Interest Rates

LIBOR

bbalibor maintains a list of interbank rates. You can see current quoted rates for a given period. LIBOR stands of London inter-bank offered rates, and represents an estimate of the interest paid by banks when they borrow money between each other.

Some bonds and paid in relation to interbank rates.

Central Bank Rates

There are central bank rates that set via monetary policy.

The latest benchmark interest rates can be found at the respective reserve bank sites. You can lookup rates for EUR (Fixed rate), USD (Fed funds effective), AUD (Cash rate target)

Net, Gross and AER rates

Gross rate is the interest rate before tax is applied. It is typically calculated daily.

AER rate is the Annual Equivalent Rate. It is the rate you would receive if it is was calculated yearly. If you are paid interest more than once per year (e.g. monthly), then the AER will be higher than the Gross rate as it is calculated using compound interest.

Net rate is gross rate with tax deducted. In UK this is 20% for a typically tax payer. Any difference is paid or reclaimed as part of your tax return.

USD rates

Federal funds effective rate

The weighted average of the Federal funds rate is known as the federal funds effective rate.

Federal funds rate

If a bank falls short of their reserve requirement, it can temporarily borrow the shortfall from another bank.

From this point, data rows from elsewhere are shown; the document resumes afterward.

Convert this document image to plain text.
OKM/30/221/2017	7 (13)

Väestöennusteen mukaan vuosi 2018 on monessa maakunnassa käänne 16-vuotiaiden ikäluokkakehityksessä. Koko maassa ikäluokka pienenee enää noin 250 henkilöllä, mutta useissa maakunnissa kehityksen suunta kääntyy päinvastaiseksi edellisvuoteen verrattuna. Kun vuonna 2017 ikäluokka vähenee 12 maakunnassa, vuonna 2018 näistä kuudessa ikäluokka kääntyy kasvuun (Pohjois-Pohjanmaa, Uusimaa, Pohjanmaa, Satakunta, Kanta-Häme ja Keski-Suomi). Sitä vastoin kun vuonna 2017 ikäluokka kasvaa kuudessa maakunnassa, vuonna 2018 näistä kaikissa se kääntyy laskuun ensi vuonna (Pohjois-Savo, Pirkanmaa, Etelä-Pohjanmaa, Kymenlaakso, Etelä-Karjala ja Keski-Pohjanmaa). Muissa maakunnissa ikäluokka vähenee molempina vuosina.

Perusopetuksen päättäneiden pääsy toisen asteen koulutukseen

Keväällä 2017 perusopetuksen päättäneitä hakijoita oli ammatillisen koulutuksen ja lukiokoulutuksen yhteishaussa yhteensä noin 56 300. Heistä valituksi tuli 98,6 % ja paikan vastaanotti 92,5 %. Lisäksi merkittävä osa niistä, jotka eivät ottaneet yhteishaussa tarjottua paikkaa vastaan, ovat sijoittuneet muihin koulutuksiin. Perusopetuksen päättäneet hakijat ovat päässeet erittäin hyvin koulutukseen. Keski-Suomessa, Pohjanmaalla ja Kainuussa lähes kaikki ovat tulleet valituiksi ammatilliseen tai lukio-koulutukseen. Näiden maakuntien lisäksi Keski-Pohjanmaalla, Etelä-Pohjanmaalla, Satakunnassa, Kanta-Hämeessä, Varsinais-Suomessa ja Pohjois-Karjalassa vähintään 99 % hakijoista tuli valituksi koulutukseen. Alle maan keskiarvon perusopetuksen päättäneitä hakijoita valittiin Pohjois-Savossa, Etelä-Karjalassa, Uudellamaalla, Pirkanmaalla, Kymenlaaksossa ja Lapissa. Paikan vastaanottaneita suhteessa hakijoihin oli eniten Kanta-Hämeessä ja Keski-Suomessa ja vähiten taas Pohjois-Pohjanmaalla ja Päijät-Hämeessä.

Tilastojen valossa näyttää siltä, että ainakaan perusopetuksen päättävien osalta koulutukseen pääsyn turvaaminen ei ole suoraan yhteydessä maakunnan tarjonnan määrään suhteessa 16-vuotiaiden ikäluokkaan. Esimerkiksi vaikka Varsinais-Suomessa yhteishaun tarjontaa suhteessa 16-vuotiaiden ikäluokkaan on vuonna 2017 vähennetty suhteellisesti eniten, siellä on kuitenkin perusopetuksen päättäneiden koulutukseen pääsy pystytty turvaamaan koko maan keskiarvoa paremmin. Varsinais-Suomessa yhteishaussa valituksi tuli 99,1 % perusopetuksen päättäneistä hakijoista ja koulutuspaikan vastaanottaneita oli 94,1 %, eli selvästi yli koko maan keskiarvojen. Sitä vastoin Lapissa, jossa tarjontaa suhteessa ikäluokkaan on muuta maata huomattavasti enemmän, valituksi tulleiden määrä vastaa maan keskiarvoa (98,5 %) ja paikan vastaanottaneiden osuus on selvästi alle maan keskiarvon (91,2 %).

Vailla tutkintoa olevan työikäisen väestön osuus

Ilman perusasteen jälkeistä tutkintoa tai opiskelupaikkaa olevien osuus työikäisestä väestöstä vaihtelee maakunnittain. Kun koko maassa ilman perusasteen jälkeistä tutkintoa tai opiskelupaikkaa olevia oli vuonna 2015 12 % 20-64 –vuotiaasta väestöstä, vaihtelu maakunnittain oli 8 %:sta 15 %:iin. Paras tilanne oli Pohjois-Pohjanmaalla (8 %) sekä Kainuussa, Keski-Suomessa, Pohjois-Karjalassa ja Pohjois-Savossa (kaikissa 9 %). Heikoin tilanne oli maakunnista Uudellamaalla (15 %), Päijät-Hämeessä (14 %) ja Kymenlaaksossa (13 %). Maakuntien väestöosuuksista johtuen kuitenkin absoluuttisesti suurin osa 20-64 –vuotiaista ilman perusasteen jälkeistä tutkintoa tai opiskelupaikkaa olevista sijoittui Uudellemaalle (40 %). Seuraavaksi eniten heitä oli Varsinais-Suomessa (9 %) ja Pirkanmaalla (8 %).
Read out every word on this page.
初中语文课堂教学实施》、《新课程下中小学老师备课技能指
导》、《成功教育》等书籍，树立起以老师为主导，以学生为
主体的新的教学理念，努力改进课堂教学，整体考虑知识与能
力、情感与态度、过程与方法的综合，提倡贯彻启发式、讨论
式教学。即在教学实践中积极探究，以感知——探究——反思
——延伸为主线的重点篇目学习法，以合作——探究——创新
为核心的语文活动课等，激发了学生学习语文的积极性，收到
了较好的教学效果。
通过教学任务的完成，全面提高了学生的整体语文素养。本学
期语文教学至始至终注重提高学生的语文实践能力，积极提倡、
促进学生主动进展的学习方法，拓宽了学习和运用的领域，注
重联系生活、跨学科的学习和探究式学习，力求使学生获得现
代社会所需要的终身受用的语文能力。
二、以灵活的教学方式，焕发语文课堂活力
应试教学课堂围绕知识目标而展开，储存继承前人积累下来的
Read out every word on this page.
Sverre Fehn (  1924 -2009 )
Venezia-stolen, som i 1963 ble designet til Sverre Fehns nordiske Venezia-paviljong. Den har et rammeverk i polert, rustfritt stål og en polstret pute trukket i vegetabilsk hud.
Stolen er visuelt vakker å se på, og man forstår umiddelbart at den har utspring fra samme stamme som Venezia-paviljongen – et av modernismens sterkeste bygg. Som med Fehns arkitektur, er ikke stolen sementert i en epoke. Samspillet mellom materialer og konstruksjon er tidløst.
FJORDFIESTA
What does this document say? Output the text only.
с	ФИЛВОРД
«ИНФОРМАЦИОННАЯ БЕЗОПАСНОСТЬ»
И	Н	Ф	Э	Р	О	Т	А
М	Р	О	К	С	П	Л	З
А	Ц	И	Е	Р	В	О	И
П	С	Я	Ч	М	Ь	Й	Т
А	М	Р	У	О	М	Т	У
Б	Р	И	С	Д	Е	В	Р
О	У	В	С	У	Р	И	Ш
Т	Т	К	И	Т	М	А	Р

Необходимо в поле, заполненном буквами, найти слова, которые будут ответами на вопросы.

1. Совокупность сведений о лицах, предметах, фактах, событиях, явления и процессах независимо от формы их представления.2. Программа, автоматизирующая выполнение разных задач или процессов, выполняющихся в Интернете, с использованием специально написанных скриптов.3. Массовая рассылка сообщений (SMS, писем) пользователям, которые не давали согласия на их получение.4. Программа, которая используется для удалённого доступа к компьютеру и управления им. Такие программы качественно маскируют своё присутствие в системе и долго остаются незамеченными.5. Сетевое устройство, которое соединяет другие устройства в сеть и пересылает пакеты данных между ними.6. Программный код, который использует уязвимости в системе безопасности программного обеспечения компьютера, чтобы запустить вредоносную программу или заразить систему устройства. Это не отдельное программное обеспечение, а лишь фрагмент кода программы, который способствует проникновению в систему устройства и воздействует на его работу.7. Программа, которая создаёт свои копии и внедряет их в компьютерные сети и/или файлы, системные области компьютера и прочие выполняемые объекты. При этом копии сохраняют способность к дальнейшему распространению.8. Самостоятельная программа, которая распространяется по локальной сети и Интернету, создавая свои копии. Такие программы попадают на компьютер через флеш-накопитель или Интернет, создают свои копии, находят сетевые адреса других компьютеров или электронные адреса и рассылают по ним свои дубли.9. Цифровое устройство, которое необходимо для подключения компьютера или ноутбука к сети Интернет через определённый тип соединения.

The rate of this loan is negotiated between the banks themselves, and is known as the federal funds rate.

Federal funds target rate

The Federal Open Market Committee determines the target USD rate for the federal funds effective rate.

Open Market Operations

To lower the fed funds target rate, the Fed will print money, and buy short term treasures from commercial banks in the open market.

Commercial bank balance sheets have: assets = loans + reserves, liabilities = deposits.

If a commercial bank sells $100M worth of bonds to the Fed, then their cash reserves will go up by $100M. Total assets stay the same (-$100M bond asset, but +$100M cash reserves).

This improves their reserve ratio and will more easily meet the reserve requirement. This lowers the demand for borrowing from other banks, and will lower the fed funds rate and help the FOMC reach their target.

Reserve Requirement

The fed requires banks to keep a percentage of cash compared to the amount of deposits they take. e.g. a reserve requirement of 10% means that a bank that has been given $90 million in deposits must keep $9 million as cash. See the current US reserve requirements.

Banks keep cash reserves at the Federal Reserve

Quantitative Easing

OMO is normally used to achieve the interest rate target. But when this reaches 0, it is no longer effective, so instead of short term treasuries, the Fed can buy other securities like long term treasures, bonds, or mortgage backed securities.